Questo esempio mi è tornato in mente oggi, leggendo un articolo di The Verge in cui si riportano i commenti rilasciati il 9 ottobre da Jony Ive, il guru del design Apple, al Vanity Fair New Establishment Summit di San Francisco. In riferimento a prodotti fortemente "ispirati" allo stile Apple, come lo Xiaomi Mi Pad, Ive dice di non sentirsi affatto lusingato, bensì incazzato. "Non lo vedo come un omaggio, ma come un furto". Il territorio è ben conosciuto, non solo nel mondo dell'industria e dell'high tech ma anche in quello della creatività artistica: in eterno bilico sul confine tra citazione e plagio. E probabilmente Ive ha ragione nel distinguere l'ispirazione dall'imitazione e nel lamentarsi degli eccessi di questa moderna età dei cloni. Ma la sua reazione violenta ha il retrogusto della leggenda hollywoodiana. Un altro evento caro alla mitologia del progresso tecnologico è infatti la visita di Steve Jobs ai laboratori Xerox di Palo Alto nel 1979, quella in cui il fondatore di Apple scoprì e "rubò" le idee del mouse, delle finestre, dell'interfaccia grafica, poi sviluppate nei Macintosh.
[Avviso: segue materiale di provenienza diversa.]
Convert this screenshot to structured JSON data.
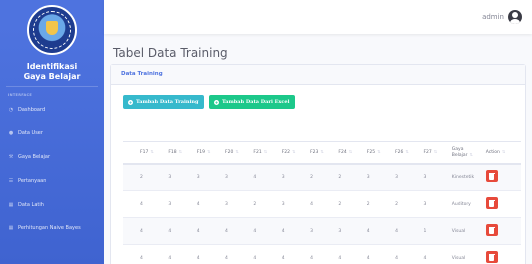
{
  "sidebar": {
    "brand_line1": "Identifikasi",
    "brand_line2": "Gaya Belajar",
    "heading": "INTERFACE",
    "items": [
      {
        "label": "Dashboard",
        "icon": "gauge-icon"
      },
      {
        "label": "Data User",
        "icon": "users-icon"
      },
      {
        "label": "Gaya Belajar",
        "icon": "wrench-icon"
      },
      {
        "label": "Pertanyaan",
        "icon": "list-icon"
      },
      {
        "label": "Data Latih",
        "icon": "table-icon"
      },
      {
        "label": "Perhitungan Naive Bayes",
        "icon": "table-icon"
      }
    ]
  },
  "topbar": {
    "username": "admin"
  },
  "page": {
    "title": "Tabel Data Training"
  },
  "card": {
    "header": "Data Training",
    "btn_add": "Tambah Data Training",
    "btn_import": "Tambah Data Dari Excel"
  },
  "table": {
    "headers": [
      "",
      "F17",
      "F18",
      "F19",
      "F20",
      "F21",
      "F22",
      "F23",
      "F24",
      "F25",
      "F26",
      "F27",
      "Gaya Belajar",
      "Action"
    ],
    "rows": [
      [
        "2",
        "3",
        "3",
        "3",
        "4",
        "3",
        "2",
        "2",
        "3",
        "3",
        "3",
        "Kinestetik"
      ],
      [
        "4",
        "3",
        "4",
        "3",
        "2",
        "3",
        "4",
        "2",
        "2",
        "2",
        "3",
        "Auditory"
      ],
      [
        "4",
        "4",
        "4",
        "4",
        "4",
        "4",
        "3",
        "3",
        "4",
        "4",
        "1",
        "Visual"
      ],
      [
        "4",
        "4",
        "4",
        "4",
        "4",
        "4",
        "4",
        "4",
        "4",
        "4",
        "4",
        "Visual"
      ]
    ]
  },
  "colors": {
    "sidebar": "#4e73df",
    "info": "#36b9cc",
    "success": "#1cc88a",
    "danger": "#e74a3b"
  }
}
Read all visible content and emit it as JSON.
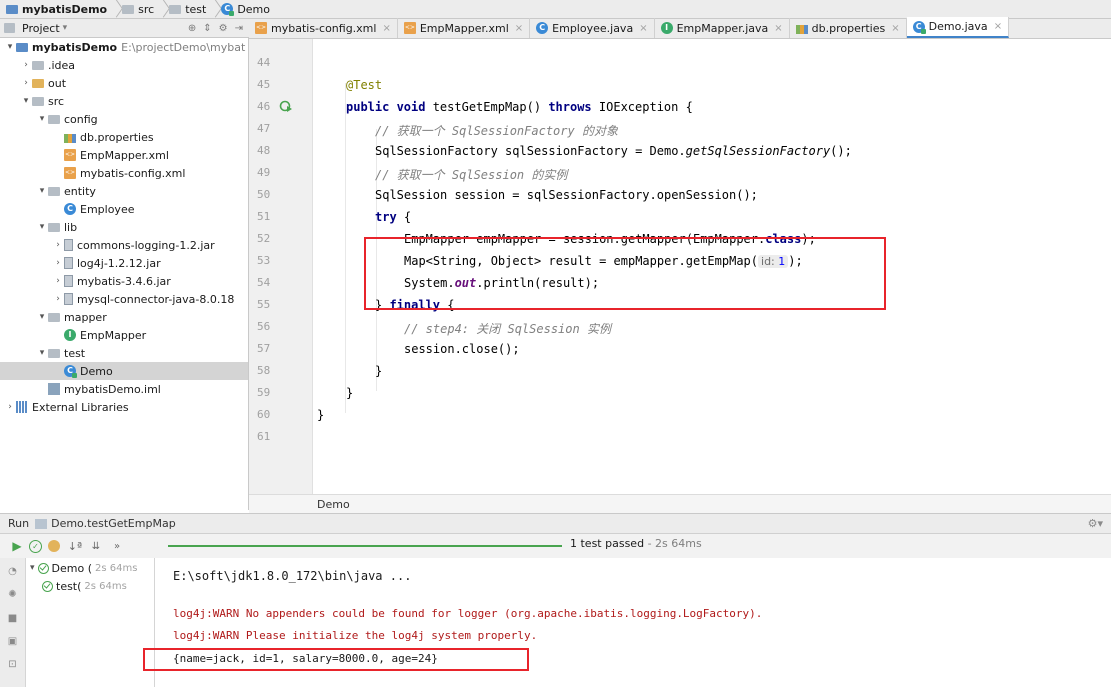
{
  "breadcrumb": [
    "mybatisDemo",
    "src",
    "test",
    "Demo"
  ],
  "project_panel": {
    "title": "Project",
    "tree": [
      {
        "label": "mybatisDemo",
        "path": "E:\\projectDemo\\mybat",
        "level": 0,
        "arrow": "down",
        "icon": "project-folder"
      },
      {
        "label": ".idea",
        "level": 1,
        "arrow": "right",
        "icon": "folder"
      },
      {
        "label": "out",
        "level": 1,
        "arrow": "right",
        "icon": "folder-orange"
      },
      {
        "label": "src",
        "level": 1,
        "arrow": "down",
        "icon": "folder"
      },
      {
        "label": "config",
        "level": 2,
        "arrow": "down",
        "icon": "folder"
      },
      {
        "label": "db.properties",
        "level": 3,
        "arrow": "",
        "icon": "properties-file"
      },
      {
        "label": "EmpMapper.xml",
        "level": 3,
        "arrow": "",
        "icon": "xml-file"
      },
      {
        "label": "mybatis-config.xml",
        "level": 3,
        "arrow": "",
        "icon": "xml-file"
      },
      {
        "label": "entity",
        "level": 2,
        "arrow": "down",
        "icon": "folder"
      },
      {
        "label": "Employee",
        "level": 3,
        "arrow": "",
        "icon": "class"
      },
      {
        "label": "lib",
        "level": 2,
        "arrow": "down",
        "icon": "folder"
      },
      {
        "label": "commons-logging-1.2.jar",
        "level": 3,
        "arrow": "right",
        "icon": "jar"
      },
      {
        "label": "log4j-1.2.12.jar",
        "level": 3,
        "arrow": "right",
        "icon": "jar"
      },
      {
        "label": "mybatis-3.4.6.jar",
        "level": 3,
        "arrow": "right",
        "icon": "jar"
      },
      {
        "label": "mysql-connector-java-8.0.18",
        "level": 3,
        "arrow": "right",
        "icon": "jar"
      },
      {
        "label": "mapper",
        "level": 2,
        "arrow": "down",
        "icon": "folder"
      },
      {
        "label": "EmpMapper",
        "level": 3,
        "arrow": "",
        "icon": "interface"
      },
      {
        "label": "test",
        "level": 2,
        "arrow": "down",
        "icon": "folder"
      },
      {
        "label": "Demo",
        "level": 3,
        "arrow": "",
        "icon": "test-class",
        "selected": true
      },
      {
        "label": "mybatisDemo.iml",
        "level": 2,
        "arrow": "",
        "icon": "iml-file"
      },
      {
        "label": "External Libraries",
        "level": 0,
        "arrow": "right",
        "icon": "libraries"
      }
    ]
  },
  "tabs": [
    {
      "label": "mybatis-config.xml",
      "icon": "xml-file",
      "active": false
    },
    {
      "label": "EmpMapper.xml",
      "icon": "xml-file",
      "active": false
    },
    {
      "label": "Employee.java",
      "icon": "class",
      "active": false
    },
    {
      "label": "EmpMapper.java",
      "icon": "interface",
      "active": false
    },
    {
      "label": "db.properties",
      "icon": "properties-file",
      "active": false
    },
    {
      "label": "Demo.java",
      "icon": "test-class",
      "active": true
    }
  ],
  "editor": {
    "line_numbers": [
      "44",
      "45",
      "46",
      "47",
      "48",
      "49",
      "50",
      "51",
      "52",
      "53",
      "54",
      "55",
      "56",
      "57",
      "58",
      "59",
      "60",
      "61"
    ],
    "code": {
      "l45": "@Test",
      "l46_kw1": "public void",
      "l46_mid": " testGetEmpMap() ",
      "l46_kw2": "throws",
      "l46_end": " IOException {",
      "l47": "// 获取一个 SqlSessionFactory 的对象",
      "l48_a": "SqlSessionFactory sqlSessionFactory = Demo.",
      "l48_b": "getSqlSessionFactory",
      "l48_c": "();",
      "l49": "// 获取一个 SqlSession 的实例",
      "l50": "SqlSession session = sqlSessionFactory.openSession();",
      "l51_kw": "try",
      "l51_end": " {",
      "l52_a": "EmpMapper empMapper = session.getMapper(EmpMapper.",
      "l52_kw": "class",
      "l52_c": ");",
      "l53_a": "Map<String, Object> result = empMapper.getEmpMap(",
      "l53_hint": "id:",
      "l53_val": "1",
      "l53_c": ");",
      "l54_a": "System.",
      "l54_field": "out",
      "l54_c": ".println(result);",
      "l55_a": "} ",
      "l55_kw": "finally",
      "l55_c": " {",
      "l56": "// step4: 关闭 SqlSession 实例",
      "l57": "session.close();",
      "l58": "}",
      "l59": "}",
      "l60": "}"
    },
    "footer_breadcrumb": "Demo"
  },
  "run_panel": {
    "header": "Run",
    "config_name": "Demo.testGetEmpMap",
    "status": "1 test passed",
    "status_time": "- 2s 64ms",
    "progress": 1.0,
    "tree": [
      {
        "label": "Demo (",
        "time": "2s 64ms"
      },
      {
        "label": "test(",
        "time": "2s 64ms"
      }
    ],
    "console": [
      "E:\\soft\\jdk1.8.0_172\\bin\\java ...",
      "log4j:WARN No appenders could be found for logger (org.apache.ibatis.logging.LogFactory).",
      "log4j:WARN Please initialize the log4j system properly.",
      "{name=jack, id=1, salary=8000.0, age=24}"
    ]
  },
  "colors": {
    "highlight_box": "#e8242b",
    "pass_green": "#49a44f",
    "keyword": "#000080",
    "comment": "#808080",
    "annotation": "#808000",
    "warn": "#b01a1a"
  }
}
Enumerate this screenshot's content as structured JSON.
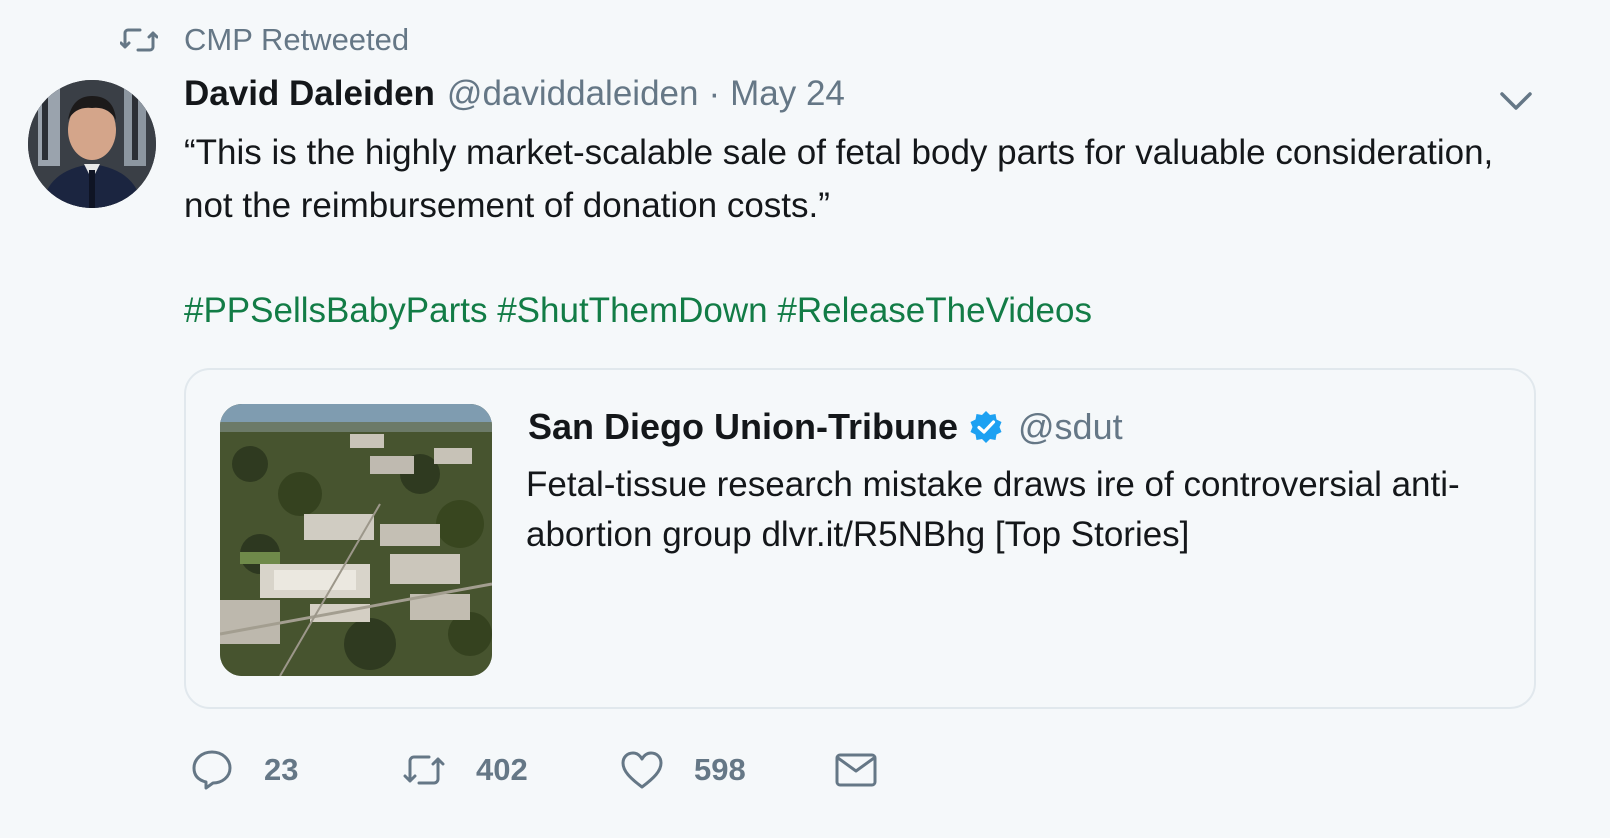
{
  "retweet_context": {
    "text": "CMP Retweeted",
    "icon": "retweet-icon"
  },
  "author": {
    "name": "David Daleiden",
    "handle": "@daviddaleiden",
    "separator": "·",
    "date": "May 24"
  },
  "tweet": {
    "text": "“This is the highly market-scalable sale of fetal body parts for valuable consideration, not the reimbursement of donation costs.”",
    "hashtags": [
      "#PPSellsBabyParts",
      "#ShutThemDown",
      "#ReleaseTheVideos"
    ]
  },
  "quoted_tweet": {
    "name": "San Diego Union-Tribune",
    "verified": true,
    "handle": "@sdut",
    "text": "Fetal-tissue research mistake draws ire of controversial anti-abortion group dlvr.it/R5NBhg [Top Stories]"
  },
  "actions": {
    "reply_count": "23",
    "retweet_count": "402",
    "like_count": "598"
  },
  "colors": {
    "background": "#f5f8fa",
    "secondary_text": "#657786",
    "hashtag": "#127c46",
    "verified_badge": "#1da1f2",
    "card_border": "#e1e8ed"
  }
}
Un'altra leggenda, forse. Riscritta e amplificata dal trascorrere del tempo, nonché accompagnata dalla giustificazione "sì, ma lui quelle idee le ha trasformate e migliorate". A mio parere, il problema rimane lo stesso: la doppia e comunissima natura dell'azienda (o dell'intera industria) che da giovane si muove con allegra spavalderia nei confronti delle regole, per poi gradualmente adottare comportamenti sempre più chiusi e conservatori, soprattutto quando i fatturati crescono a dismisura e in modo inversamente proporzionale al potenziale innovativo dei propri prodotti. Il periscopio non deve rimanere ancorato a passato e presente, possiamo anche girarlo verso il futuro. Facebook, Google e Amazon sono giovani. Ma non più così giovani. E nel loro settore sono tutte aziende quasi-monopoliste. Dopo aver ridisegnato il nostro mondo - spesso con spavalderia ancora maggiore rispetto a quella di Hollywood o Apple - si trasformeranno anche loro in entità conservatrici? Inizieranno a lamentarsi di comportamenti che sono stati decisivi nel loro processo di crescita? Lo stanno già facendo?